Concert

Programme Guide

Daniel Barenboim and Itzhak Perlman have been friends and colleagues for practically all of their lives. In the spring of 1992 they gave four concerts with the Berliner Philharmoniker in the Schauspielhaus am Gendarmenmarkt, while the orchestra’s usual home was being renovated. Central to the two programmes that were presented twice within a week were the violin concertos of Beethoven and Brahms. In both cases the programme was rounded out by other, lesser-known works. On the first two evenings, Liszt’s rarely played Dante Symphony provided a delightful contrast to Beethoven’s repertory classic in D major.
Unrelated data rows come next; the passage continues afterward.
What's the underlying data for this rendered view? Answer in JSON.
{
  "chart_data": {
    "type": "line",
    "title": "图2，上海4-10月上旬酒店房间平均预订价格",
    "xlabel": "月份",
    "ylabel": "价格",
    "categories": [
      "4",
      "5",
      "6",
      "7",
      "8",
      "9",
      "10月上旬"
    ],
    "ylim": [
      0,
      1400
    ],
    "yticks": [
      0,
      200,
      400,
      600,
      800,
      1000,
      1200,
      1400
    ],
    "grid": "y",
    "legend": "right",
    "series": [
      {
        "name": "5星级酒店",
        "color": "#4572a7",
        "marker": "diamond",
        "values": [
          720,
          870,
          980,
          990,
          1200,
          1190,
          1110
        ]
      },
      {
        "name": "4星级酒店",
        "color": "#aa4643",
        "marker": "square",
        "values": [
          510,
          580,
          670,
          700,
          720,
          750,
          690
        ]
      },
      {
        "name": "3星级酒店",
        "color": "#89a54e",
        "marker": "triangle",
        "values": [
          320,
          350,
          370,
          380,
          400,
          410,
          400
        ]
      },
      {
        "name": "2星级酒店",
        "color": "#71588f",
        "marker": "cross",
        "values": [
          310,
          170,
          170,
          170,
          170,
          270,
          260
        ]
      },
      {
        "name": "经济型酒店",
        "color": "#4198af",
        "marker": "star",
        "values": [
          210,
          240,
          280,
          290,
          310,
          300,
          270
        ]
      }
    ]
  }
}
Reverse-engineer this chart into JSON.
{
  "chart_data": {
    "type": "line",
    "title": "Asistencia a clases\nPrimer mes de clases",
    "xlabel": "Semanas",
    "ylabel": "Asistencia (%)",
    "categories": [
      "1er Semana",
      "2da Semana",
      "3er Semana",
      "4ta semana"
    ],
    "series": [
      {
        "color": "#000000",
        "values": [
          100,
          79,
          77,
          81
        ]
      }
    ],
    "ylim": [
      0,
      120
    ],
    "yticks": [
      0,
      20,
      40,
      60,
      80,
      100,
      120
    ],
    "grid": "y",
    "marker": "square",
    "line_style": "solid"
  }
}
Beethoven first toyed with the idea of writing a violin concerto around 1790, towards the end of his years in Bonn. And in the wake of his two Romances for violin and orchestra, which may be regarded as preliminary studies for the concerto, he completed his only violin concerto in 1806. Now regarded as a milestone in the history of the violin repertory, it was not a success when premiered by Franz Clement in Vienna on 23 December 1806. Observers felt that it contained “a host of ideas that do not belong together and that are piled up on top of each other”. Time did not yet look favourably on a work that is elaborated along symphonic lines. Not until 1844, when the twelve-year-old violin prodigy Joseph Joachim – later one of Brahms’s closest friends – gave his acclaimed London debut and scored a great personal success with the work did it embark on its triumphal journey through the concert halls of the world.

These concerts in Berlin in 1992 marked the twentieth anniversary of American violinist Itzhak Perlman’s debut with the Berliner Philharmoniker – he had first appeared with the orchestra in 1972, performing Tchaikovsky’s Violin Concerto, also under Barenboim’s direction. In comparison to those of Tchaikovsky’s late Romantic masterpiece, the difficulties of Beethoven’s concerto lie – in Perlman’s view – chiefly in the transparency of the orchestral writing: “There’s nowhere to hide.” For Perlman, it is “a great, great piece” which he “could play forever, 10 times in a row, and never get tired of it. Because every time I play it, there’s something new to discover in this piece.”